Programming
helps us to understand and explain many complicated problems. You can find an interesting online video, “The coin flip conundrum,” which tells a historic story and explains a probability problem solution using an analytic approach. The story is about the Wright brothers, Orville and Wilbur, who played a coin flip game to determine who should start the new flight experimentation first. They flipped a coin continuously, until Orville got double heads consecutively, or Wilbur received a head and a tail in a “neighboring” sequence. While the video used probability plus algebraic concepts to calculate the winning edge for the Wright brothers, we are going to try the experimentation with Java programming.
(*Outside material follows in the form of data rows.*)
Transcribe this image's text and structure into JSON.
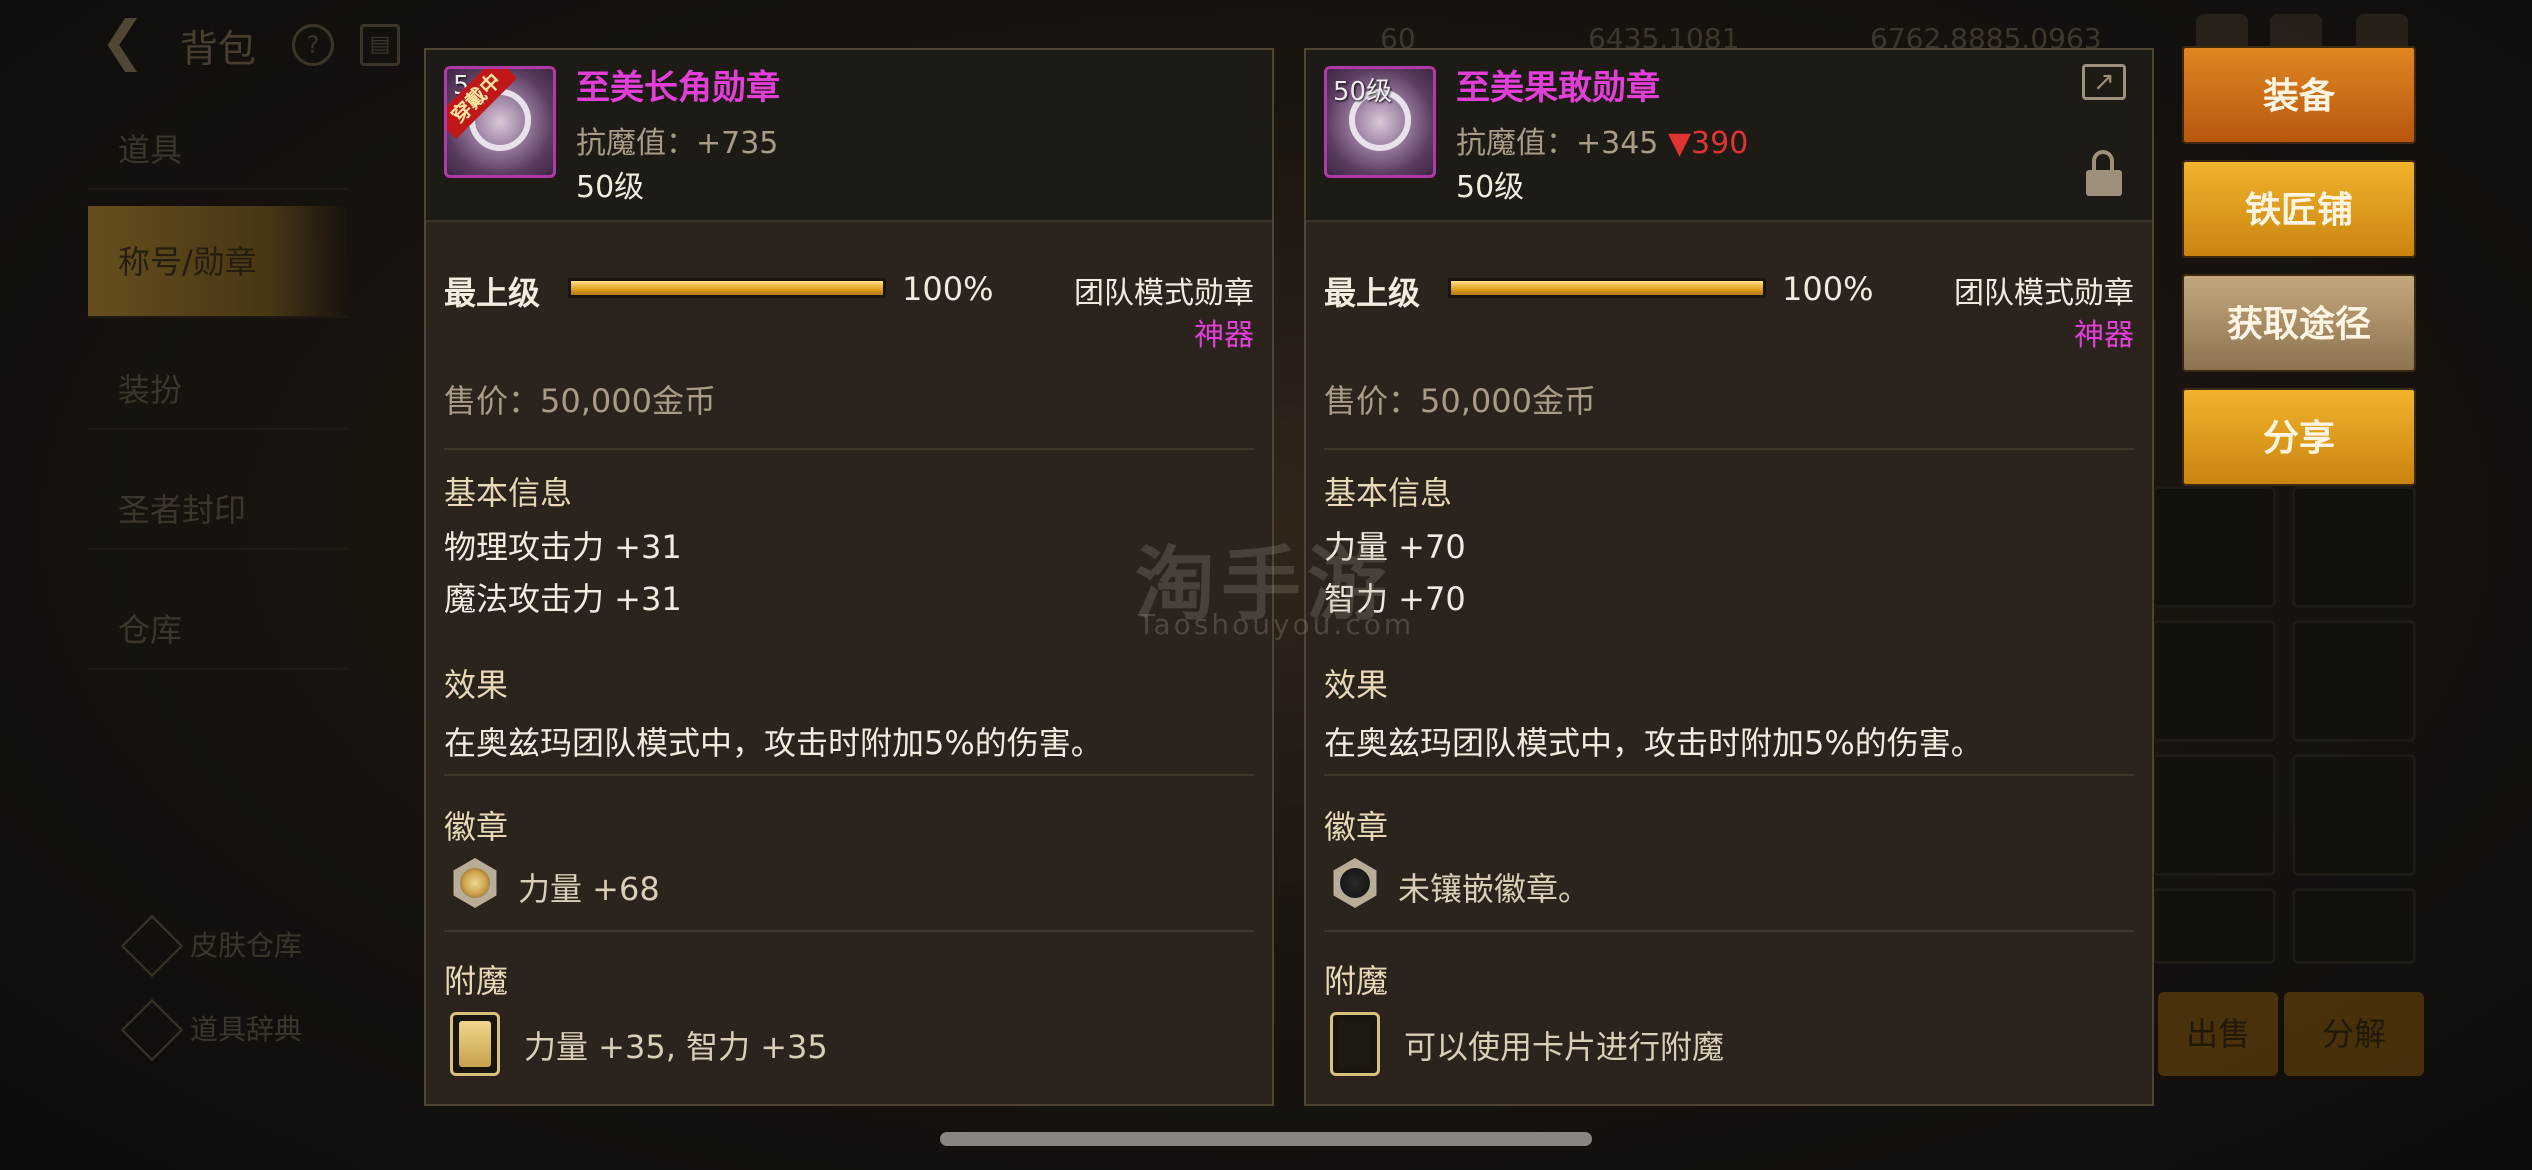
{
  "background": {
    "header": {
      "title": "背包",
      "help_icon": "question-icon",
      "book_icon": "book-icon",
      "resource_1": "60",
      "resource_2": "6435.1081",
      "resource_3": "6762.8885.0963"
    },
    "side_menu": {
      "items": [
        {
          "label": "道具"
        },
        {
          "label": "称号/勋章"
        },
        {
          "label": "装扮"
        },
        {
          "label": "圣者封印"
        },
        {
          "label": "仓库"
        }
      ],
      "footer": [
        {
          "label": "皮肤仓库"
        },
        {
          "label": "道具辞典"
        }
      ]
    },
    "buttons": {
      "sell": "出售",
      "split": "分解"
    }
  },
  "watermark": {
    "main": "淘手游",
    "sub": "Taoshouyou.com"
  },
  "panels": [
    {
      "name": "至美长角勋章",
      "level_badge": "5",
      "wearing_tag": "穿戴中",
      "stat": "抗魔值：+735",
      "stat_diff": "",
      "level": "50级",
      "grade_label": "最上级",
      "grade_percent": "100%",
      "grade_value": 1.0,
      "mode": "团队模式勋章",
      "rarity": "神器",
      "price": "售价：50,000金币",
      "basic_title": "基本信息",
      "basic_lines": [
        "物理攻击力 +31",
        "魔法攻击力 +31"
      ],
      "effect_title": "效果",
      "effect_text": "在奥兹玛团队模式中，攻击时附加5%的伤害。",
      "emblem_title": "徽章",
      "emblem_text": "力量 +68",
      "emblem_filled": true,
      "enchant_title": "附魔",
      "enchant_text": "力量 +35, 智力 +35",
      "enchant_filled": true
    },
    {
      "name": "至美果敢勋章",
      "level_badge": "50级",
      "wearing_tag": "",
      "stat": "抗魔值：+345",
      "stat_diff": "▼390",
      "level": "50级",
      "grade_label": "最上级",
      "grade_percent": "100%",
      "grade_value": 1.0,
      "mode": "团队模式勋章",
      "rarity": "神器",
      "price": "售价：50,000金币",
      "basic_title": "基本信息",
      "basic_lines": [
        "力量 +70",
        "智力 +70"
      ],
      "effect_title": "效果",
      "effect_text": "在奥兹玛团队模式中，攻击时附加5%的伤害。",
      "emblem_title": "徽章",
      "emblem_text": "未镶嵌徽章。",
      "emblem_filled": false,
      "enchant_title": "附魔",
      "enchant_text": "可以使用卡片进行附魔",
      "enchant_filled": false
    }
  ],
  "actions": {
    "equip": "装备",
    "smith": "铁匠铺",
    "source": "获取途径",
    "share": "分享"
  },
  "colors": {
    "item_name": "#e23fd6",
    "rarity": "#e23fd6",
    "stat_down": "#e03434",
    "equip_button": "#d0741a",
    "smith_button": "#e3a120"
  }
}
The following method simulates the Wright brothers’ game and analyzes their results (note the helpful comments, marked by //, so we can read the code more easily).
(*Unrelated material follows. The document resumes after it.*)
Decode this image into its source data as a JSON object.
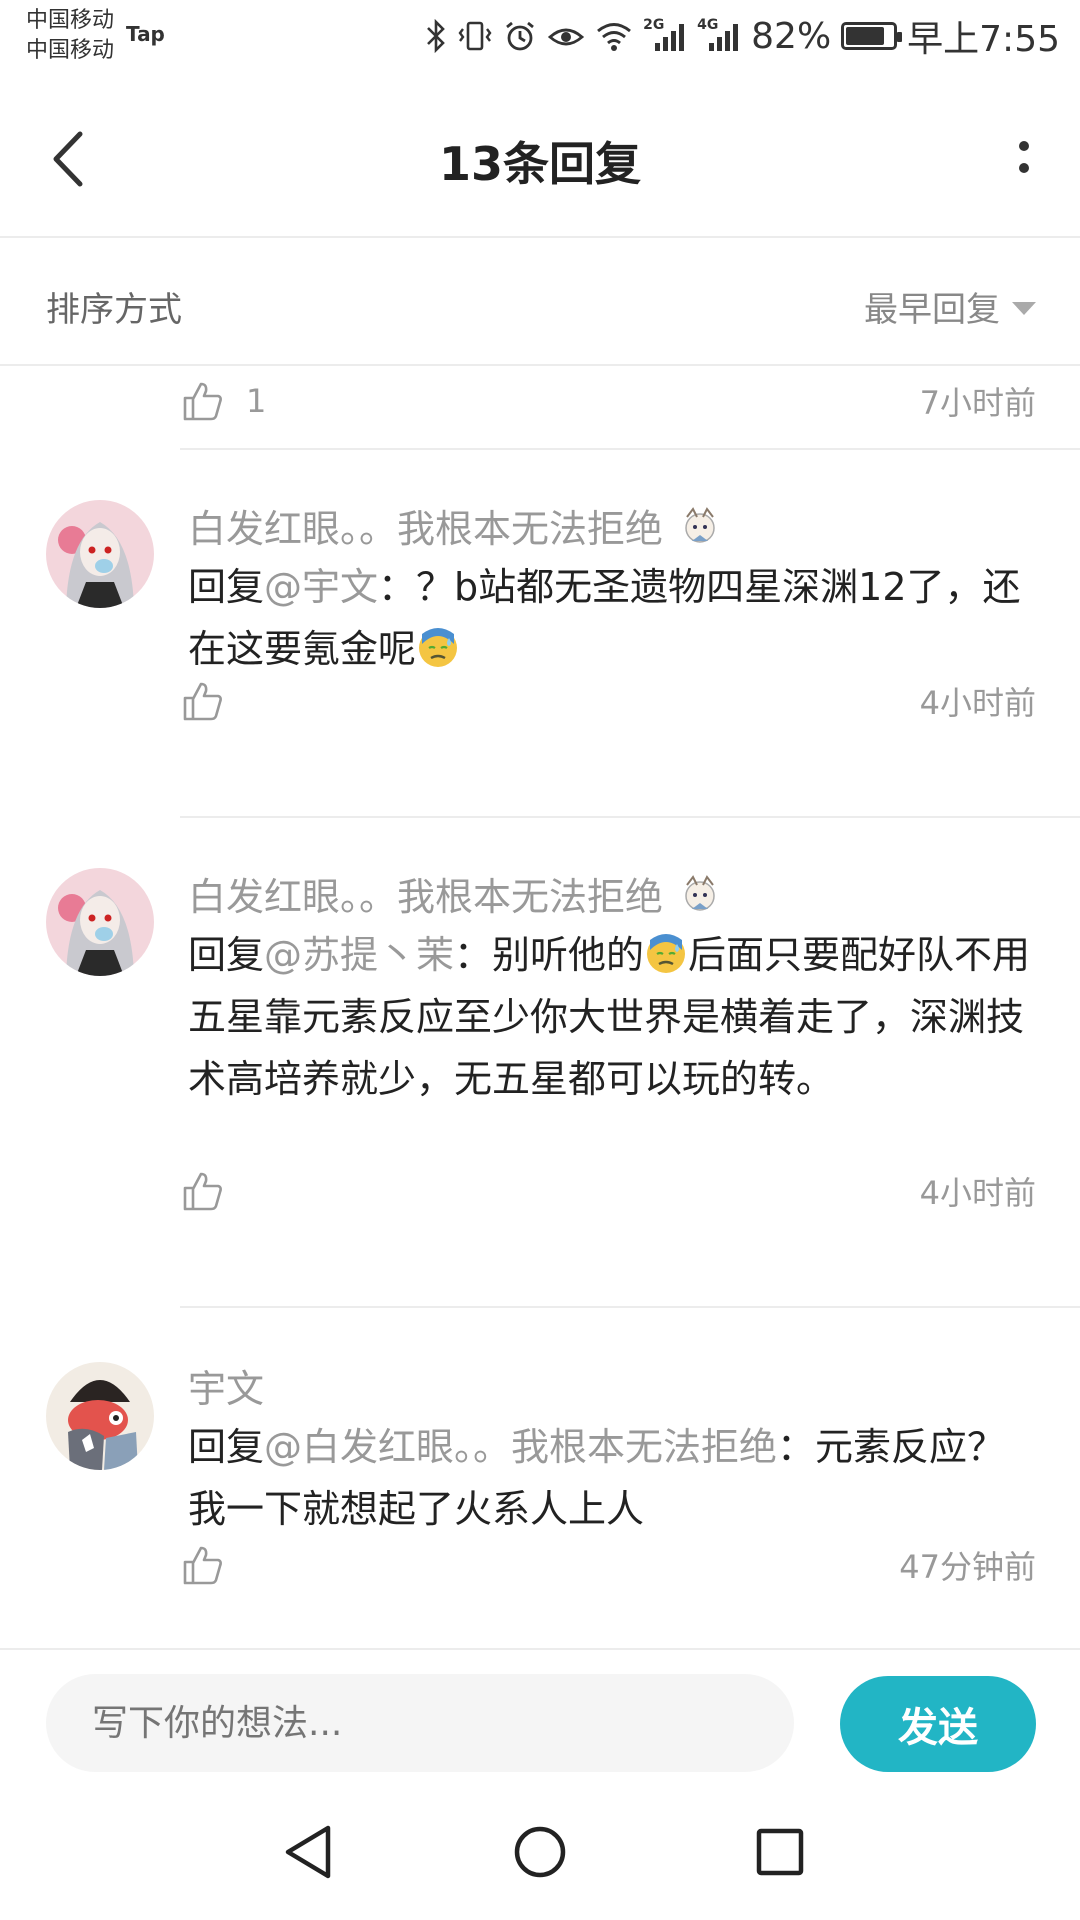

private static int count_a, count_b, count_ab = 0;
private static int totalsteps_a, totalsteps_b = 0;
/// whoever gets below pattern first wins, or tie if both of them reach targeted patterns at the same round
/// a: HH wins; b: HT wins; Use boolean 'true': head, 'false': tail
public static void flipCoin()
{
Random r = new Random();
/// initial value, or first round result
boolean current_a = r.nextBoolean();
boolean current_b = r.nextBoolean();
boolean win_a = false;
boolean win_b = false;
int round = 1;
while(true) {
round++;
boolean next_a = r.nextBoolean();
boolean next_b = r.nextBoolean();
if (current_a && next_a) {
win_a = true;
}
if (current_b && !next_b) {
win_b = true;
}
if (win_a && win_b) {
System.out.println("Both WIN! - round: " + round);
count_ab++;
totalsteps_a += round;
totalsteps_b += round;
break;
}
if (win_a && !win_b) {
System.out.println("A WIN! - round: " + round);
count_a++;
totalsteps_a += round;
break;
}
if (!win_a && win_b) {
System.out.println("B WIN! - round: " + round);
count_b++;
totalsteps_b += round;
break;
}
current_a = next_a;
current_b = next_b;
}
}
Using the following main method, we can collect samples and get the statistical summary.
public static void main(String[] args) {
final int MAX = 10000;
for(int i=0; i < MAX; i++) {
flipCoin();
}
System.out.println("Summary");
System.out.println("Total samples: " + MAX);
System.out.println("Winning counts: a - " + count_a + "; b - " + count_b + "; ab - " + count_ab);
int probability_a = count_a * 100 / (count_a + count_b);
int probability_b = count_b * 100 / (count_a + count_b);
System.out.println("Winning probability: HH=" + probability_a + "%; HT=" + probability_b + "%.");
double average_a = totalsteps_a / (count_a + count_ab);
double average_b = totalsteps_b / (count_b + count_ab);
System.out.println("Average rounds to win: HH=" + average_a + "; HT=" + average_b + ".");
}
After we run many experiments with different parameters, we learn what is actually going on and can then reach the conclusion that Wilbur would have a significantly higher chance (roughly 62% vs. 37%) to win the bet. The output should look similar to what follows.
.........
B WIN! - round: 3
A WIN! - round: 2
A WIN! - round: 3
B WIN! - round: 2
B WIN! - round: 4
A WIN! - round: 4
B WIN! - round: 2
B WIN! - round: 2
B WIN! - round: 3
B WIN! - round: 2
A WIN! - round: 2
A WIN! - round: 2
Both WIN! - round: 2
B WIN! - round: 3
Summary
Total samples: 10000
Winning counts: a - 3213; b - 5386; ab - 1401
Winning probability: HH=37%; HT=62%.
Average rounds to win: HH=2.0; HT=3.0.